[ Tenzin Zimba ]
The current state of India’s agriculture sector is grim. It employs 60 percent of the population and contributes only 18 percent to the GDP. Within this large group, around 86 percent are small and marginal farmers. Most of them are landless with extremely low income. Problems like price volatility, disguised unemployment, intermediary commissions etc, contribute to their misery.
Also, we face crop loss of Rs 90,000 crore annually due to lack of storage infrastructure. The agriculture sector is in need of reforms. To answer this call, the union government has put forth three new legislations to bring about a structural change. Let us analyze the current laws briefly, based on its merits.
First, the Farmers Produce Trade and Commerce (Promotion and Facilitation) Bill aims to open up the market for the farmers by ending the monopoly of APMCs.

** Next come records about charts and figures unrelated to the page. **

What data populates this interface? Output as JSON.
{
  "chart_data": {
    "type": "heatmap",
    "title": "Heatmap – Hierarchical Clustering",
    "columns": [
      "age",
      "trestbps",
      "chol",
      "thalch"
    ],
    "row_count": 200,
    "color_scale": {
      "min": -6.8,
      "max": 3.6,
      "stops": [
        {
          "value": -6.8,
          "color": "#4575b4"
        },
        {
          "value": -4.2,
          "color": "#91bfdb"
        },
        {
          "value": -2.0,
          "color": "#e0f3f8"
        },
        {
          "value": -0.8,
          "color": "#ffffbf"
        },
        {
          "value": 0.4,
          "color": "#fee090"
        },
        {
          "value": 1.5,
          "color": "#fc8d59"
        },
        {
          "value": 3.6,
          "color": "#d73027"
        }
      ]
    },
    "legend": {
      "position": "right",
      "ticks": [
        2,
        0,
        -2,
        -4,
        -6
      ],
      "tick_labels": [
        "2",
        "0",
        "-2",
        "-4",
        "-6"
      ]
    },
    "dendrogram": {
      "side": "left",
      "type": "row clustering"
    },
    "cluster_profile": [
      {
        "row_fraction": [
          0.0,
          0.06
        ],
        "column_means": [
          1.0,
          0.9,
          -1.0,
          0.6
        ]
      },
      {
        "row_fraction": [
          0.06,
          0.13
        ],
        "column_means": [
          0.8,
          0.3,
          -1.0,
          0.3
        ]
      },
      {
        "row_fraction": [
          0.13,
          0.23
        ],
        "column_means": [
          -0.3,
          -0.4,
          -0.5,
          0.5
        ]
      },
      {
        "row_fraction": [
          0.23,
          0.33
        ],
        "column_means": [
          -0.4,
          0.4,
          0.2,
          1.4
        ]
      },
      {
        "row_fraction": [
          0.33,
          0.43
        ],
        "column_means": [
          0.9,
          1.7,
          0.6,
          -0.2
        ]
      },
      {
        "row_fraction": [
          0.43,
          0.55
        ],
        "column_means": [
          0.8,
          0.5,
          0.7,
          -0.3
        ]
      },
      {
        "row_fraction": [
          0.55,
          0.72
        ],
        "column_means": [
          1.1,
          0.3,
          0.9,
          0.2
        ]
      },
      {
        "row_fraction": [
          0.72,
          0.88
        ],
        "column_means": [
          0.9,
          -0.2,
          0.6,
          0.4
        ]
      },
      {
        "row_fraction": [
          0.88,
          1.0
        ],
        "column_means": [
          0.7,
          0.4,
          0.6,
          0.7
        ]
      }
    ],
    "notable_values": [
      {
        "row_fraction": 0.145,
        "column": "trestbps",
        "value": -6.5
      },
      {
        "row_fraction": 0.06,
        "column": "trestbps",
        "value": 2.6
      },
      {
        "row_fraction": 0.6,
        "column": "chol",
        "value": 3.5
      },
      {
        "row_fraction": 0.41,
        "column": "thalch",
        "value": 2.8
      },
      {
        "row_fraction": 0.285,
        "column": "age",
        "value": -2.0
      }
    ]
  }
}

It gives impetus to intra-state or interstate trade in areas outside the APMC mandis, and bars the collection of any cess or fees. Moreover, it has no mention of closing down the APMCs or removal of MSP.
Secondly, different states had specific laws to deal with contract farming in their jurisdiction. The Farmers (Empowerment and Protection) Agreement on Price Assurance and Farm Services Bill, 2020, simply gives legal sanctity and framework for contract farming on a national level. Contract farming will reduce price volatility for the farmers.
To enter into a contract is always a voluntary option. For instance, a farmer in Raigadh, Maharashtra, earns just Rs 30,000 per acre of paddy, while planting mangoes would earn him 10 times more. He has no capital or savings to invest on mango trees and wait for its yields. This is where contract farming steps in – the farmer plants mangoes and he is provided with an average of his “paddy income” every year by the private company. When the mangoes yield, the company buys it from the farmer at a discounted price. Even then the farmer earns 10 times of what he earns today.
Third, the Essential Commodities (Amendment) Bill, 2020, removes stock limits on agriculture produce under normal circumstances and imposes them only during extraordinary circumstances. This colonial era legislation did not differentiate between storage and hoarding. Also, the government can always put in stock limits in case of extraordinary price rise. The change will incentivize capital investment for legitimate storage infrastructure in the country, which will streamline supply and provide better prices to the farmers, irrespective of a bumper harvest or off-season demand.
The farmers fear that opening up of the market over the years will make the institution of APMC redundant. This will in turn stop government procurement and price guarantee under the MSP. With regard to contract farming, farmers fear that it will give the upper hand to the large corporate bodies in case of any dispute between them. Although it protects them from price volatility, it fails to address the concern of price determination between the parties. The bill says that quality of a product is to be decided mutually, but this may lead to large corporate bodies bringing in uniformity, thereby affecting the small players. In case of amendments to the Essential Commodities Act, people feel that it will give way to hoarding and artificial inflation in the market.
Above all, the bottom line here is that these new farm laws legitimize and incentivize entry of private players. These reforms are sudden and will definitely give rise to fears, a lot of which is also based on negative perception of private companies. We must accept that their entry will bring in much needed investment to the sector. A similar model in the dairy sector has seen success, where government cooperatives and private players like Nestle & Hatsun have been working side by side for years.
The way forward
The government has erred in two areas. Firstly, it brought these bills without proper discussion in Parliament. They were not referred to select committees for recommendations and scrutiny. Second, the biggest stakeholders, the farmers, were not consulted and their attempt to initially meet the government representatives was met with force. These mistakes resulted in widening the gap between farmer unions and the government.
The way forward is effective communication and compromise from both the sides. The government must address the fears of the protesting farmers and devise a mechanism that draws a middle path. One such method could be formation of a pan-India agriculture council along the lines of the GST council, which decides on agriculture issues. It must pay yearly compensation to states like Punjab which generate huge revenue (Rs 3,500 crore) under the APMC model. This revenue also explains why the protests are largely centred in Punjab and Haryana.
The arguments from both sides are valid but are based on different premises. The issue here is whether the farmers trust the government’s intent and how much the government is willing to reconcile with farmers. Rapid bulldozing of reforms without consultation has only widened the trust deficit. The government must strive to bridge it and remember its promise of ‘Sabka saath, sabka vikas, sabka vishwas’.